Listening to Sarah

By James Zogby

Media commentators were breathless in anticipation of the vice presidential debate between Democrat Joe Biden and Republican Sarah Palin. Given Palin’s repeated gaffes in television interviews, there was an expectation that she might self-destruct in this nationally televised event.

This did not occur. Instead, Palin followed a disciplined debate strategy: she did not answer most of the questions asked (at one point she announced, "I’m not going to answer the questions the way the moderator or my opponent would like me to") and, instead, delivered a series of prepared mini-speeches to fill time.

Palin was friendly and, somewhat disturbingly, flirtatious (with winks, etc) and folksy, sprinkling her answers with colloquialisms ("doggone," "you betcha," etc). Because her pat speeches had been prepared in advance, she didn’t stumble into gibberish, as she had in her earlier interviews, and appeared overall to be competent enough to please her supporters. I had expected as much.

I had noted before the debate that in watching and evaluating Sarah Palin’s debate performance, it would be important not to focus exclusively on what she doesn’t know about critical foreign policy issues. More useful, I believed, would be filtering out what she does know.

Palin began this process with largely a blank slate on foreign policy. One could dismiss her claims of having learned about international affairs by living, as she does, between two foreign countries. The geography is undeniable; but living across the Bering Strait from the frozen wastelands of Russia’s Siberia, or across a land border from Canada’s Yukon, provides more a sense of isolation than it does foreign policy experience.

Similarly, Palin’s sole foreign trip, last year, to US military installations in Germany and Kuwait (and stepping one quarter mile into Iraq) to visit with members of Alaska’s National Guard may have helped the governor better understand the needs of her constituents deployed abroad but would not have left her better informed about Kuwait or Iraq. And it is questionable how much useful information she culled from her speed-dating exercise with world leaders in Manhattan (other than the sorry fact that some of them could be fawning or downright embarrassingly sexist).

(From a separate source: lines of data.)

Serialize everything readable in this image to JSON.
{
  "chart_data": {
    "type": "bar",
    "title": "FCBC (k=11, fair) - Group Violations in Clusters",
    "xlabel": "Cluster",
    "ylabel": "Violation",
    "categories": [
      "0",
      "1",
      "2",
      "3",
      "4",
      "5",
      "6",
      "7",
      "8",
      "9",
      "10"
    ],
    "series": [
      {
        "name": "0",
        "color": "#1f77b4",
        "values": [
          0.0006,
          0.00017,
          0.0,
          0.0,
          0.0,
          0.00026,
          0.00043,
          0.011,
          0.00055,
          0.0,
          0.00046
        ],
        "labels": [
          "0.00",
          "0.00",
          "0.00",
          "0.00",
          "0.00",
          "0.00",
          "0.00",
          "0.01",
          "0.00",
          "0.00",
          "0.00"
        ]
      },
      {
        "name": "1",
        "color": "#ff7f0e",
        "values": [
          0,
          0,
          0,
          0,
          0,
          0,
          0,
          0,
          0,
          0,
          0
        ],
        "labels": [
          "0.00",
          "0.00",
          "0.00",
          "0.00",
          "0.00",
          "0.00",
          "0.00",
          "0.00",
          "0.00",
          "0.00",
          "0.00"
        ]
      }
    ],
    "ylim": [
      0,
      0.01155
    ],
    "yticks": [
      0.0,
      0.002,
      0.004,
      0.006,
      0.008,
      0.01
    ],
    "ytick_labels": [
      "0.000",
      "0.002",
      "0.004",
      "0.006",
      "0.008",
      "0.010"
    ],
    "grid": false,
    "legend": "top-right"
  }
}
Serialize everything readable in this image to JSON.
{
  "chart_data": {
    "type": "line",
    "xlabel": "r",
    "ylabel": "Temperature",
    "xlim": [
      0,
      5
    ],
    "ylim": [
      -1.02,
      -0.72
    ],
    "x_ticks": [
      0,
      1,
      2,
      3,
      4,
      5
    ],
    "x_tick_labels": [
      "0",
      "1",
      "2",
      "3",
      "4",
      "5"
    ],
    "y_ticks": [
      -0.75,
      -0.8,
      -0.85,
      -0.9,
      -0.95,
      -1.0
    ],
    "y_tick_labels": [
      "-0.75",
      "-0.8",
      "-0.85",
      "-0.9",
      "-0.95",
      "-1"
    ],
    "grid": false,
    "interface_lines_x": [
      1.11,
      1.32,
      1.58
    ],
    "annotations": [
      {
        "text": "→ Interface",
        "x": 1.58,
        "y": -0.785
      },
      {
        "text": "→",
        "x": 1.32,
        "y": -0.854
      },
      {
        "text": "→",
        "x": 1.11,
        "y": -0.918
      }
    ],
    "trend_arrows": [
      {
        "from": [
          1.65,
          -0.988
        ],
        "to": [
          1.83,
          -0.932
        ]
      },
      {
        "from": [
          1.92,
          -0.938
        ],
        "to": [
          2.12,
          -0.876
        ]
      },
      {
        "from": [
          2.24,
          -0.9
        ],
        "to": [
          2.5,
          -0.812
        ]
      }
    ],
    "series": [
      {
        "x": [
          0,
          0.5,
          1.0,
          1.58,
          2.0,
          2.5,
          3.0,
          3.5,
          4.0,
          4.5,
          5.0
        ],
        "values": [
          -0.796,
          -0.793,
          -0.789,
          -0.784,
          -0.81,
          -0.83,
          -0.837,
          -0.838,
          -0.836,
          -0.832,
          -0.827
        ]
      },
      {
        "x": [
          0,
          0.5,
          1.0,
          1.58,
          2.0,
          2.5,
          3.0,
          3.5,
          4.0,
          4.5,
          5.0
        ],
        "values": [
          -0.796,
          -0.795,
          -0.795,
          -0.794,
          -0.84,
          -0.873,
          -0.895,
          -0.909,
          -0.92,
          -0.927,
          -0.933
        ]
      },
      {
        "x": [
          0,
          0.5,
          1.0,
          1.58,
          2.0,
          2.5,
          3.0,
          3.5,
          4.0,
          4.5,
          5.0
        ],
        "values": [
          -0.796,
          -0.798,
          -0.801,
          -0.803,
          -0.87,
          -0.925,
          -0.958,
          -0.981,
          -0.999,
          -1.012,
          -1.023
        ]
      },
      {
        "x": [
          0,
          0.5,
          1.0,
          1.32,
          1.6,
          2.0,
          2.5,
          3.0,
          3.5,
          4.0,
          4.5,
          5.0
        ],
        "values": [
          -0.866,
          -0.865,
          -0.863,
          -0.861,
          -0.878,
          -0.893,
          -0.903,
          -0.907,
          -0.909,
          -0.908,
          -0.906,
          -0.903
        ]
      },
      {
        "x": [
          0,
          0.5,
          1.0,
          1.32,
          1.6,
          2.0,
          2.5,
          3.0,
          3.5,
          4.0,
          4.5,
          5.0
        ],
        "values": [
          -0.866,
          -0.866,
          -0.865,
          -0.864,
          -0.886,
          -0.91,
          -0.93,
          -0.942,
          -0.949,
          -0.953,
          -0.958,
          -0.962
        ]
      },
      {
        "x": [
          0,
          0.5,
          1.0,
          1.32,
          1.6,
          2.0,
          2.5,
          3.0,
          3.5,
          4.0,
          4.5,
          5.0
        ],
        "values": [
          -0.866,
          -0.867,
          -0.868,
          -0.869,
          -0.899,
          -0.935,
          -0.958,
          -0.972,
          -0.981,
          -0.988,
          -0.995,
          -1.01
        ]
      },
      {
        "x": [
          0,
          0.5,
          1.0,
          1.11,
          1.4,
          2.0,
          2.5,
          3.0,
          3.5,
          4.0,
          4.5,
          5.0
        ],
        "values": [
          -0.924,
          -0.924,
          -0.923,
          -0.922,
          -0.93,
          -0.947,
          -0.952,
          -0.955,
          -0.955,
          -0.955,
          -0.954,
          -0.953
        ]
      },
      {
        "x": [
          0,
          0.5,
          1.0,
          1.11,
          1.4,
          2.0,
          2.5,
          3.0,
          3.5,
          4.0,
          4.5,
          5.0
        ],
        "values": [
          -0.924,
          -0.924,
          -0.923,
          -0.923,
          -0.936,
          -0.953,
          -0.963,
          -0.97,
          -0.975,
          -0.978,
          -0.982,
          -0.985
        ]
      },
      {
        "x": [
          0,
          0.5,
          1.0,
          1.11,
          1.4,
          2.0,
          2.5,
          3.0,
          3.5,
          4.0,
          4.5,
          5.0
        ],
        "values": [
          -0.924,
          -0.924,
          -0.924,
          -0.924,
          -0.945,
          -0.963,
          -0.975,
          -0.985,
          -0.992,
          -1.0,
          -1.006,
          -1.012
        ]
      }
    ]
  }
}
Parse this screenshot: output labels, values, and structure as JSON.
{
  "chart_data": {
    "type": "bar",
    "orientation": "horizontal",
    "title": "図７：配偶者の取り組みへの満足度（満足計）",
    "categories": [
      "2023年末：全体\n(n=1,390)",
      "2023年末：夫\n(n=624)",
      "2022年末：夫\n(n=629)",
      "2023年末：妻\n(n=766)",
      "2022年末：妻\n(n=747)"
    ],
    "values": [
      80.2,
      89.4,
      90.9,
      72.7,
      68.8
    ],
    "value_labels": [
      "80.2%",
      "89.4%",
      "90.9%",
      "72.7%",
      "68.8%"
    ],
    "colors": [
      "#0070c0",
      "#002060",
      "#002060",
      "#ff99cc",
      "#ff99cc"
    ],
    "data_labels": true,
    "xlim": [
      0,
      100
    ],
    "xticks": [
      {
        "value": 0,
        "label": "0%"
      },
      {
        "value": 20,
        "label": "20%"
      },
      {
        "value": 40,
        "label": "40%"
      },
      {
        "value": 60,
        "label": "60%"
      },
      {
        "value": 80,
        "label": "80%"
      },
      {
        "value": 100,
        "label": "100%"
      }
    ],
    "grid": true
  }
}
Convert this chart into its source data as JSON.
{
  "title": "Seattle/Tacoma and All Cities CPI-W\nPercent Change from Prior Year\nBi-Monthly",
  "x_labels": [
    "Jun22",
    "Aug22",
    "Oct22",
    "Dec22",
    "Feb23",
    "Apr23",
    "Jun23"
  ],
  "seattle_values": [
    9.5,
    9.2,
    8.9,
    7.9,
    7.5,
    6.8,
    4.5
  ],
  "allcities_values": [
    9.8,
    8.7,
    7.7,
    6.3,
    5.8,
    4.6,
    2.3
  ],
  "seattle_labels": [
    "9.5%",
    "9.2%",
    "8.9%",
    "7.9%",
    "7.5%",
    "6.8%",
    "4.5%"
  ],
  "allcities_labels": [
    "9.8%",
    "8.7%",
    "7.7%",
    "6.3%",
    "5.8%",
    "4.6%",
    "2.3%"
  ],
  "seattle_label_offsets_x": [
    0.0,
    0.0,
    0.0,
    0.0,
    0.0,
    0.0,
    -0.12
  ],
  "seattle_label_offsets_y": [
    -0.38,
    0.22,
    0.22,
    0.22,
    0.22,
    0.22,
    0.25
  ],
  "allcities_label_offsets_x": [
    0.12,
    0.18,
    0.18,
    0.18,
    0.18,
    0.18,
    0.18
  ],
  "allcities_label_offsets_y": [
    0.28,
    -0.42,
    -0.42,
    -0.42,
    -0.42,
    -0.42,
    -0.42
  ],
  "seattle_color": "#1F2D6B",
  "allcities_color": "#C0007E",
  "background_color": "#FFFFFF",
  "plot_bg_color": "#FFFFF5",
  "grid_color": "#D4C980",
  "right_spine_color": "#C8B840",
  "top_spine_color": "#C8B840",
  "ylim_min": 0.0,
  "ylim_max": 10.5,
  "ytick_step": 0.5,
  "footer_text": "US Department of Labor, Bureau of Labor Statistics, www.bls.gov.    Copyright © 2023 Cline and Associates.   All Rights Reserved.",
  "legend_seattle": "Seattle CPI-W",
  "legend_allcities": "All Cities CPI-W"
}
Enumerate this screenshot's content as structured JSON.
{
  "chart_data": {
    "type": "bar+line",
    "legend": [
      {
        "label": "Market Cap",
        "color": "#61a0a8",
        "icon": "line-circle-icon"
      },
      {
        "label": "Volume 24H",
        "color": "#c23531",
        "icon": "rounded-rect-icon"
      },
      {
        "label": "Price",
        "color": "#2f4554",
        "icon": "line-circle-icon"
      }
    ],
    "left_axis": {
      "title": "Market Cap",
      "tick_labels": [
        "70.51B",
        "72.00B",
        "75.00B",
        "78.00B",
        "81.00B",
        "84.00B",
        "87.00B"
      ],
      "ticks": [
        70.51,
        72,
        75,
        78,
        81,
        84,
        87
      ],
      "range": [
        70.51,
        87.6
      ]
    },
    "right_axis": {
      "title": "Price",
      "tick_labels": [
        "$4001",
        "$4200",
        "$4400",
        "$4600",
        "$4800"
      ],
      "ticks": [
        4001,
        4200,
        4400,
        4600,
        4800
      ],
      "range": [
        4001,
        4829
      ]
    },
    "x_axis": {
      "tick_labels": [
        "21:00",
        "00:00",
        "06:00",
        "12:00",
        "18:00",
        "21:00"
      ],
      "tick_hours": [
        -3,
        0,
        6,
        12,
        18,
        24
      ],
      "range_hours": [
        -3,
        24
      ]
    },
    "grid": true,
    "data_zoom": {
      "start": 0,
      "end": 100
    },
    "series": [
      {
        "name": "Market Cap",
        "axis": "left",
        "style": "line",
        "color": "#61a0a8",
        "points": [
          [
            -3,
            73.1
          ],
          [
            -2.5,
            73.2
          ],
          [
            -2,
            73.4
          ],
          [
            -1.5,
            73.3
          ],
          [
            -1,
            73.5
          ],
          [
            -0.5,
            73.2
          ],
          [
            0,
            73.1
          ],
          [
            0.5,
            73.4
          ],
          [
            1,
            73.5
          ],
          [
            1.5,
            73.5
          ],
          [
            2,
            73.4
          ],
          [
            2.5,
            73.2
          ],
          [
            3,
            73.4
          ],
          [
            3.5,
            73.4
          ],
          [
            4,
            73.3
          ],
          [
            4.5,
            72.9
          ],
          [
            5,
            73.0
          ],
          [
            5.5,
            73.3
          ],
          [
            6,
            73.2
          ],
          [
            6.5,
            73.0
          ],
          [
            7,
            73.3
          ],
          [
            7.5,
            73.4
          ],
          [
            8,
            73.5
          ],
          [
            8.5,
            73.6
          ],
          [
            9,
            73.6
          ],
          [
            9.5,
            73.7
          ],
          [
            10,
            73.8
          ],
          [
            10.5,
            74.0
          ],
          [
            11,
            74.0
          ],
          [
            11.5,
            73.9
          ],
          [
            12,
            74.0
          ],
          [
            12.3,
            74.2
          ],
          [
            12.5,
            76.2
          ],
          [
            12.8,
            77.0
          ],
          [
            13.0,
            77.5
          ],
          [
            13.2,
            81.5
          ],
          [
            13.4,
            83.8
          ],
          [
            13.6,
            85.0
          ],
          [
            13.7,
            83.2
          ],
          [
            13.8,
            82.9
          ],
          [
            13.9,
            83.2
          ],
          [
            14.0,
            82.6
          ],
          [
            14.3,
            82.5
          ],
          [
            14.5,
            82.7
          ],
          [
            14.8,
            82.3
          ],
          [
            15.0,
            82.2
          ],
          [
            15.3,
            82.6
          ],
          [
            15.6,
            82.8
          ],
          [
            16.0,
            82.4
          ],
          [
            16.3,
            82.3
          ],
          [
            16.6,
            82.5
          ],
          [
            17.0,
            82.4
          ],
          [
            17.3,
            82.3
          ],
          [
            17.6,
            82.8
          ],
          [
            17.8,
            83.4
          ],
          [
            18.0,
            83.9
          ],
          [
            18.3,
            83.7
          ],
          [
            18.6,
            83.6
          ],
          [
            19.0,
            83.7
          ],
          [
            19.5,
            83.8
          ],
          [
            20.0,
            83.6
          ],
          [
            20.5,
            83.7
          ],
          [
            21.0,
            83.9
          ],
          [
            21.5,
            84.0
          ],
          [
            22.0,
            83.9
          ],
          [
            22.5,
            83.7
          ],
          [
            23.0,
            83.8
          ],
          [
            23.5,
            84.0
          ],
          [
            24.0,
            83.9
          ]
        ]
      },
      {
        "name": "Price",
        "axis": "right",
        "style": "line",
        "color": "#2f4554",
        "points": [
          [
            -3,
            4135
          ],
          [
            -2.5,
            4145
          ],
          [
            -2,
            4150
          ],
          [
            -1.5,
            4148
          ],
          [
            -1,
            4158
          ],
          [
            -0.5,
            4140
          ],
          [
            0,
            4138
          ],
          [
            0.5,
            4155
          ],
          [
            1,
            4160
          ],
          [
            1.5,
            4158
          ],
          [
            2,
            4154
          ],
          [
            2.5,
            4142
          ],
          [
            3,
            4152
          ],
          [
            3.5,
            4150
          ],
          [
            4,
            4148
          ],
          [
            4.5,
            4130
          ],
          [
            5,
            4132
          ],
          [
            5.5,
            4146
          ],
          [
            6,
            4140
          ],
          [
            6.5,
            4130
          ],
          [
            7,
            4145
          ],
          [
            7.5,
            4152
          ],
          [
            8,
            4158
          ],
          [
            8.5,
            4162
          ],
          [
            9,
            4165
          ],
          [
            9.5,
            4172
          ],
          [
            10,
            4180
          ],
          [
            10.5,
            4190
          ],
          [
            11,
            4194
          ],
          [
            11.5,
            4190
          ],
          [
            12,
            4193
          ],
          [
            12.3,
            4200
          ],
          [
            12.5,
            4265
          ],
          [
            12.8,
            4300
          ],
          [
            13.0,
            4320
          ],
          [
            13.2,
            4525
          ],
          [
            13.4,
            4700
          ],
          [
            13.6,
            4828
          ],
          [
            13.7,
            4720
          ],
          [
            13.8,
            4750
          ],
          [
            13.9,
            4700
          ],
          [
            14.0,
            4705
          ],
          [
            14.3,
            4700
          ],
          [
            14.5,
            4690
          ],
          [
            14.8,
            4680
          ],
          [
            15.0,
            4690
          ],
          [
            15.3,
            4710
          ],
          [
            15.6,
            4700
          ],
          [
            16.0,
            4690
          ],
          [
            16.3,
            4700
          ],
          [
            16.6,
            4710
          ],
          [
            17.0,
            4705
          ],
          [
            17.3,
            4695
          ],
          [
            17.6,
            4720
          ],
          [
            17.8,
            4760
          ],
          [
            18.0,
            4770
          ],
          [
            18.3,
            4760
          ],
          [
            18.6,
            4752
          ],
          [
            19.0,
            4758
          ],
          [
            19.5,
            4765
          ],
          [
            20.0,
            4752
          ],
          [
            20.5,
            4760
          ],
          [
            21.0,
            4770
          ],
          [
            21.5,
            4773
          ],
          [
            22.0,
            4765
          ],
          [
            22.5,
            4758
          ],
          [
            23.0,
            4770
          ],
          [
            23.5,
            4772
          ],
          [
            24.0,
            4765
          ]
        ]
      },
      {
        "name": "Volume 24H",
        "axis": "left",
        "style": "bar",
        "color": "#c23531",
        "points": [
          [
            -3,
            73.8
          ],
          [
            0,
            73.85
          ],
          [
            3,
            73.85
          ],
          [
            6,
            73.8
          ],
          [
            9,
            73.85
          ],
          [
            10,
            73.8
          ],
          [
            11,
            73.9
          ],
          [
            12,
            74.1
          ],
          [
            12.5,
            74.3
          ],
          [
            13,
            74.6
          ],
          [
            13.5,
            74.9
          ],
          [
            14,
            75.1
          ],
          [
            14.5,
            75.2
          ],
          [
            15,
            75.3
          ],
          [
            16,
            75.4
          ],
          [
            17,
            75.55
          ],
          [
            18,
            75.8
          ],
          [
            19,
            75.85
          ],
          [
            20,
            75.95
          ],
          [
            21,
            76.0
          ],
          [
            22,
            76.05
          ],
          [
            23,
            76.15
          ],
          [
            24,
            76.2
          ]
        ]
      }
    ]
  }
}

In selecting Palin, McCain’s operatives understood her obvious assets: solid "Christian" conservative credentials, unlimited ambition, effective stage presence and, yes, the fact that she is a woman. But recognising her equally obvious weaknesses (primarily a lack of policy — especially foreign policy — credentials), the McCain team sequestered their number two in an effort to give her a crash course in world affairs.

Led by arch neo-conservative and foreign agent lobbyist Randy Scheunemann (who was an ever-present chaperone during Palin’s New York adventure), the team drilled their "quick study" in the ways of the world.

In the interviews that marked brief breaks in Palin’s sequestration, the fruits of their labour have been on display. Much could be learned from her answers in three major interviews. Some of her answers were nearly unintelligible, to be sure, but sifting through the jumbled syntax and incoherent babble revealed her "talking points".

These answers deserve scrutiny, as do the prepared lines she delivered during the debate, because they provide a guide to the worldview of Palin’s handlers, which they hope to advance through her.

Having no independently developed, experience-based foreign affairs knowledge of her own through which to sift this "received knowledge", Palin’s recitation of her lessons revealed a raw and unfiltered neo-conservative view of the world. It is, at times, banal and oversimplified; but it is also, in many ways, perfectly clear.

It is absolutist and Manichean. There is good ("us") and evil ("them"). "We" stand for democracy and the "spirit of freedom that is found in every human heart". Since the clash between good and evil is both desirable and inevitable, "our" role is to bring "our values" to a waiting world and defeat evil. And in this conflict, "our" victory is preordained. Compromise with evil is unthinkable and so traditional forms of diplomacy are to be rejected as a sign of weakness and surrender. (In this worldview, diplomacy means working with those who agree with us, not finding ways to bridge differences with those with whom we disagree.)

Simple? Yes, but also dangerous. This was the worldview embraced by the current administration, especially during its first term. (It is the consequences of this disastrous course that Secretary of State Condoleezza Rice has worked diligently, if unsuccessfully, to correct.) And despite its many failures, it appears that this hardline neoconservative course is embraced by Palin’s running mate and his advisors.

Now, Palin is no mere pawn. In many ways her Christian fundamentalism has prepared her for her role, since neo- conservatism is but a secularised version of her new faith’s absolutism. But while the theology provides a fit, it is the language and its application to complex world affairs that is new.

And so, while the basic framework (good versus evil, etc) makes sense in Palin’s mind, she is not yet comfortable with the new phrases that have been written on the previously near- blank slate. This is why I say that it is important to listen to what she does say, not how badly she says it. And don’t make fun: be afraid.